Carbon fiber-reinforced polymer lamellas are an innovative method of reinforcing buildings. There are still many unanswered questions regarding their recycling, however. A research project by Empa's Mechanical Systems Engineering lab is now set to provide answers. Thanks to the generous support from a foundation, the project could now be launched.

The construction sector is responsible for around 60 percent of Switzerland's annual waste. The industry's efforts to recycle demolition materials are steadily increasing. Nevertheless, there are still end-of-life materials that, for the time being, cannot be reused as recycling would be too time-consuming and expensive. One of these are carbon fiber-reinforced polymer (CFRP) lamellas.

Making buildings "live" longer

The reinforcing method developed by Urs Meier, former Empa Director at Dübendorf, has been used in infrastructure construction for 30 years. CFRP lamellas are attached with epoxy adhesive to bridges, parking garages, building walls and ceilings made of concrete or masonry. As a result, the structures can be used for 20 to 30 years longer. The method is increasingly being applied worldwide – mainly because it massively improves the earthquake resistance of masonry buildings.

"By significantly extending the lifespan of buildings and infrastructure, CFRP lamellas make an important contribution to increasing sustainability in the construction sector. However, we need to find a way how we can further use CFRP lamellas after the buildings are being demolished," explains Giovanni Terrasi, Head of the Mechanical Systems Engineering lab at Empa. To achieve this, he wants to develop a method for recycling CFRP lamellas. Convinced by this idea, a foundation supported it with a generous donation. The project officially launched in October.

Gentle separation

First, a mechanical process will be developed to detach the CFRP lamellas from the concrete without damaging them. Initial tests at Empa are encouraging: After the lamellas were separated from the concrete, they still had a strength of 95 percent – even if they had already been used for 30 years.

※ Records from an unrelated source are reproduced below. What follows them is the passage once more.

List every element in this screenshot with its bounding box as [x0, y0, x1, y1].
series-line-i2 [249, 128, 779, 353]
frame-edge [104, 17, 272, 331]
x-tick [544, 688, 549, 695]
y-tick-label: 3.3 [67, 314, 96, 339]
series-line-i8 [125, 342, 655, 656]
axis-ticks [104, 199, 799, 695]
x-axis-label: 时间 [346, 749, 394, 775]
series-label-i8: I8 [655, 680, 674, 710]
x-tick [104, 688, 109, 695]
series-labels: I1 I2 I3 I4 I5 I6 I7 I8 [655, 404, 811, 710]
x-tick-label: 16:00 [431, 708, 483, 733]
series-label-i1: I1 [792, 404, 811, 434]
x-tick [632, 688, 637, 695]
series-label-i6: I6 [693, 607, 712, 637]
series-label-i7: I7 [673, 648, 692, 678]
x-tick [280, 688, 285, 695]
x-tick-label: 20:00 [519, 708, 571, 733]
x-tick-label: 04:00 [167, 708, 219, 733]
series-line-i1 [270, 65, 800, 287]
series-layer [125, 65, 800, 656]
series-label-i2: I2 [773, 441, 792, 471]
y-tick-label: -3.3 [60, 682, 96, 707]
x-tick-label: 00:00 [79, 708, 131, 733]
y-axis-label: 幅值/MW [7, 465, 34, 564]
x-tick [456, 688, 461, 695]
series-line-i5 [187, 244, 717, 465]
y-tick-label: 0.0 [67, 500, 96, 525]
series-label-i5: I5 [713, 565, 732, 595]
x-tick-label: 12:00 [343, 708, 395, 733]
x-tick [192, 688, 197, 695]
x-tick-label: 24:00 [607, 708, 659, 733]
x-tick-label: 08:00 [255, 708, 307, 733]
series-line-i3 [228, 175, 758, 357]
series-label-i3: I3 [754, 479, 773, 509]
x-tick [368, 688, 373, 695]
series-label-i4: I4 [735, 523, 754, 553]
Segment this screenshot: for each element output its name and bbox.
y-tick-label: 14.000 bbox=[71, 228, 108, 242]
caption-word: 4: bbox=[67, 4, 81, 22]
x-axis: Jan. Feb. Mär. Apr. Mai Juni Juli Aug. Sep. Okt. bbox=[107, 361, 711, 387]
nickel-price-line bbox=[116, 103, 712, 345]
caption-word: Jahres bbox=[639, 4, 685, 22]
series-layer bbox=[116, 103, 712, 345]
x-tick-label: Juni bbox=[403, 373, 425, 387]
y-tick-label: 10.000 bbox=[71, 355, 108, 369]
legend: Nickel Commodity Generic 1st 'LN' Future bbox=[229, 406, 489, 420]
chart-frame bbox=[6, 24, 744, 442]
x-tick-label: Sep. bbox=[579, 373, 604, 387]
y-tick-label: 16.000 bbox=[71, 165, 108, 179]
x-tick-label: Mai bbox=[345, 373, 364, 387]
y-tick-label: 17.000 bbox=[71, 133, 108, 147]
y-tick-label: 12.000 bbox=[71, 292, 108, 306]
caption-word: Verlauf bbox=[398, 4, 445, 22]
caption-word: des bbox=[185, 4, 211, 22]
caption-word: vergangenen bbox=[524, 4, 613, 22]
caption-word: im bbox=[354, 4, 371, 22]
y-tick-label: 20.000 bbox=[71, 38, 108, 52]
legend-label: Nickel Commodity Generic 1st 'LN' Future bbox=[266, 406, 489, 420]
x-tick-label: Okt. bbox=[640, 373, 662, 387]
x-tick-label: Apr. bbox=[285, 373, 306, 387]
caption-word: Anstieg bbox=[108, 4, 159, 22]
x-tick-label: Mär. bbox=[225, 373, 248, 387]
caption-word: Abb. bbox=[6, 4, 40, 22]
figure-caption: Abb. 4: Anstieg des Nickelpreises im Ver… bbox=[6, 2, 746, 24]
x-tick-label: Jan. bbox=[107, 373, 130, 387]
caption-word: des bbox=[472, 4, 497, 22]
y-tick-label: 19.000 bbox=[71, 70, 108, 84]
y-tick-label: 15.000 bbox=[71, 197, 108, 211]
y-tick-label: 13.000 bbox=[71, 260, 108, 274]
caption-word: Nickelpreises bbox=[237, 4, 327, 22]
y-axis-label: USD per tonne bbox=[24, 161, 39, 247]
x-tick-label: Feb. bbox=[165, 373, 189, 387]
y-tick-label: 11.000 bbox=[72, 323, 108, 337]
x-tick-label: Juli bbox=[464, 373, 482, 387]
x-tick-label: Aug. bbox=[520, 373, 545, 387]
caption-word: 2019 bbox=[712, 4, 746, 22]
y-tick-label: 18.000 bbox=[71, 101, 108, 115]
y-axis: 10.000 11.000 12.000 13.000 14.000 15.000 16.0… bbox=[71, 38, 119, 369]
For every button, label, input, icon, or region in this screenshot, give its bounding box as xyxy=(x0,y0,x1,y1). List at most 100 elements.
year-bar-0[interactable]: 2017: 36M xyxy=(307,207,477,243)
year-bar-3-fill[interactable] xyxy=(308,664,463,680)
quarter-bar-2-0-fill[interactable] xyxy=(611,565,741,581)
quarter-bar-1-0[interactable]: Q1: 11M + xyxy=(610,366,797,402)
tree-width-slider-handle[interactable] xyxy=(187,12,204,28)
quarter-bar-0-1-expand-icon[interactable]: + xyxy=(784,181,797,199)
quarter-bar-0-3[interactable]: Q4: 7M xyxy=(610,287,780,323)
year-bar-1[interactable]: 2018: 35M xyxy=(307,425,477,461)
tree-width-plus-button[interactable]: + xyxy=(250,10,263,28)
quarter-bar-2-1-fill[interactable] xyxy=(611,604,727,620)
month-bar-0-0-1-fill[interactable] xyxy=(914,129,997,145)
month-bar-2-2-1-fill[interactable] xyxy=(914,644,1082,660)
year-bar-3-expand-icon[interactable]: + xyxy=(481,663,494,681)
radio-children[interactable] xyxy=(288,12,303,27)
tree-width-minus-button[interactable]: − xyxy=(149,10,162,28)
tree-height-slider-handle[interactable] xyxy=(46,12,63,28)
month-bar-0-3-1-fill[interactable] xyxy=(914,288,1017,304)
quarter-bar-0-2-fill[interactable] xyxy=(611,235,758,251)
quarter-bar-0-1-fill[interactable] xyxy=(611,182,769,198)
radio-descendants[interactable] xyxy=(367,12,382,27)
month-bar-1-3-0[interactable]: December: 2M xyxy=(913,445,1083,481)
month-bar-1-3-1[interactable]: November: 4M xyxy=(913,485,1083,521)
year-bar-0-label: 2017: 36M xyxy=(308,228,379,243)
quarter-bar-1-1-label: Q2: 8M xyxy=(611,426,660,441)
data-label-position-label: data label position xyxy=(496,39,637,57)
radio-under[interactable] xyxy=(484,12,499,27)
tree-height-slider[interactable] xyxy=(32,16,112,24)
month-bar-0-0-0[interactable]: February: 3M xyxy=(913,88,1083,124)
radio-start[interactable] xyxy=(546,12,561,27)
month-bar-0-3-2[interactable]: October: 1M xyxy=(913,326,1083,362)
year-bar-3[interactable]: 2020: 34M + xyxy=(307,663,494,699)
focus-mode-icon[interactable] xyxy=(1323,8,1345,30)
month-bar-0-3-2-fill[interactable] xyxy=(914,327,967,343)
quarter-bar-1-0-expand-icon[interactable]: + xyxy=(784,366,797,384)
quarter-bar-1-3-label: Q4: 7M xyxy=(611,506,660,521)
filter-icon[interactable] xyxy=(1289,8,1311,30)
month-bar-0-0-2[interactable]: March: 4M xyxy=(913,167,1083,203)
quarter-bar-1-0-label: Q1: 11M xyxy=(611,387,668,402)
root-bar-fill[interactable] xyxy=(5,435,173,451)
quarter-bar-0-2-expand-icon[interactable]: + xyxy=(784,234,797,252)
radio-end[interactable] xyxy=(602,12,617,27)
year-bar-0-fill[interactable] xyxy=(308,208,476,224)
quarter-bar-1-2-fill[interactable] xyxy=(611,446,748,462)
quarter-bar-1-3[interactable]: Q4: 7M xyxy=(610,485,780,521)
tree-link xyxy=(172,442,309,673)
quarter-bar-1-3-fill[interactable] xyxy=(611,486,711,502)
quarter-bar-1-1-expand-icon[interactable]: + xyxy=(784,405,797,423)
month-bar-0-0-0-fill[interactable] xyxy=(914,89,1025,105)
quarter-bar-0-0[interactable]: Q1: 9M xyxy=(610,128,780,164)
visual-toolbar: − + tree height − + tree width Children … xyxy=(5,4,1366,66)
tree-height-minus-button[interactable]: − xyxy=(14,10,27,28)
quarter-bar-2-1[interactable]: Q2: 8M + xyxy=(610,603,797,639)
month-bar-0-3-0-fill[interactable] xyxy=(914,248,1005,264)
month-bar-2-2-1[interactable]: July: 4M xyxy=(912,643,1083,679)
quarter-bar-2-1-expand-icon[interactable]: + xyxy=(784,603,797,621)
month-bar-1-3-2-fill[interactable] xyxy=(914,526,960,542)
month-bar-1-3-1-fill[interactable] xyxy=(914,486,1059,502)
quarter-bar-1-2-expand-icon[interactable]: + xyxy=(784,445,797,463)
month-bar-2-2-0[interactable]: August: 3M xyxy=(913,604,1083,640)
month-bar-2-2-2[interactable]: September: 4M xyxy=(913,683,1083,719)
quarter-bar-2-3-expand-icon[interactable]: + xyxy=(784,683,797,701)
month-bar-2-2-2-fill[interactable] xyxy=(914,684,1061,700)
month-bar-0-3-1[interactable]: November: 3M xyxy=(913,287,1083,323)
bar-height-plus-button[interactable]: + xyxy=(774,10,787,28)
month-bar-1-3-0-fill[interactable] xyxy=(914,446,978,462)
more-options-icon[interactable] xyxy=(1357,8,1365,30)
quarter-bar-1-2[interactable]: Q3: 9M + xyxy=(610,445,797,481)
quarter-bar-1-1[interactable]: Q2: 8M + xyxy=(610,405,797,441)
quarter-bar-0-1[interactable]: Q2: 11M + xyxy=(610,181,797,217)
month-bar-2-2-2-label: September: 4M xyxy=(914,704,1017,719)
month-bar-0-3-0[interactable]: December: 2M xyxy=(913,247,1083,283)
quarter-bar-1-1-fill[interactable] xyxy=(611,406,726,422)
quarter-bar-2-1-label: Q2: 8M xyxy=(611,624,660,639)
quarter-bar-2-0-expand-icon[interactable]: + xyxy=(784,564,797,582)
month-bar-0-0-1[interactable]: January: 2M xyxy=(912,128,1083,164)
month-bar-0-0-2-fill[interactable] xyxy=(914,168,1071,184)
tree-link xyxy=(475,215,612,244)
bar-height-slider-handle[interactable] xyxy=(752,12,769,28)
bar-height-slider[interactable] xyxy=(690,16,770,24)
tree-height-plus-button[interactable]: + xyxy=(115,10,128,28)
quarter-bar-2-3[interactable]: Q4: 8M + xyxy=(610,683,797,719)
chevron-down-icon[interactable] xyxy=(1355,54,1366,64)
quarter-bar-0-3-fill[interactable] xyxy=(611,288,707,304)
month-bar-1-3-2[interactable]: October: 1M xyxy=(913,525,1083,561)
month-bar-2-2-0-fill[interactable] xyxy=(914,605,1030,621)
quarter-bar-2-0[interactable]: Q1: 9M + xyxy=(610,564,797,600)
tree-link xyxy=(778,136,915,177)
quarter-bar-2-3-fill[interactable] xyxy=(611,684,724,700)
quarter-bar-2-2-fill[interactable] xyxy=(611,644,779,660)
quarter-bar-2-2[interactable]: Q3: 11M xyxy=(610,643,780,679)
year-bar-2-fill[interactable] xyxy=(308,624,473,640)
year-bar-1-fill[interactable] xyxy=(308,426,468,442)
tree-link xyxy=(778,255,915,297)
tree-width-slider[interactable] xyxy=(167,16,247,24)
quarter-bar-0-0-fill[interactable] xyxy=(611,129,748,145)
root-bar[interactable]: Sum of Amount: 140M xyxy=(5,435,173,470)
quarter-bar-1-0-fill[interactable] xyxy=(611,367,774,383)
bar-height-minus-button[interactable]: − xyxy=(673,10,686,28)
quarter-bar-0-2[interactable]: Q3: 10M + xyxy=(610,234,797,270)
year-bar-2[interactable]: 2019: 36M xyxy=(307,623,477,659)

Then, the demolished CFRP lamellas shall be used to produce reinforcement for prefabricated components. Terrasi's goal: saving thousands of tons of CFRP lamellas from ending up in landfills after the demolition of old concrete structures and reuse them in low-CO2 concrete elements. After completion of the project, Giovanni Terrasi and his team – consisting of Zafeirios Triantafyllidis, Valentin Ott, Mateusz Wyrzykowski and Daniel Völki – want to produce railroad sleepers from recycled concrete, which will be reinforced and prestressed with demolition CFRP lamellas. This would give the "waste-to-be" material a second life in Swiss infrastructure construction.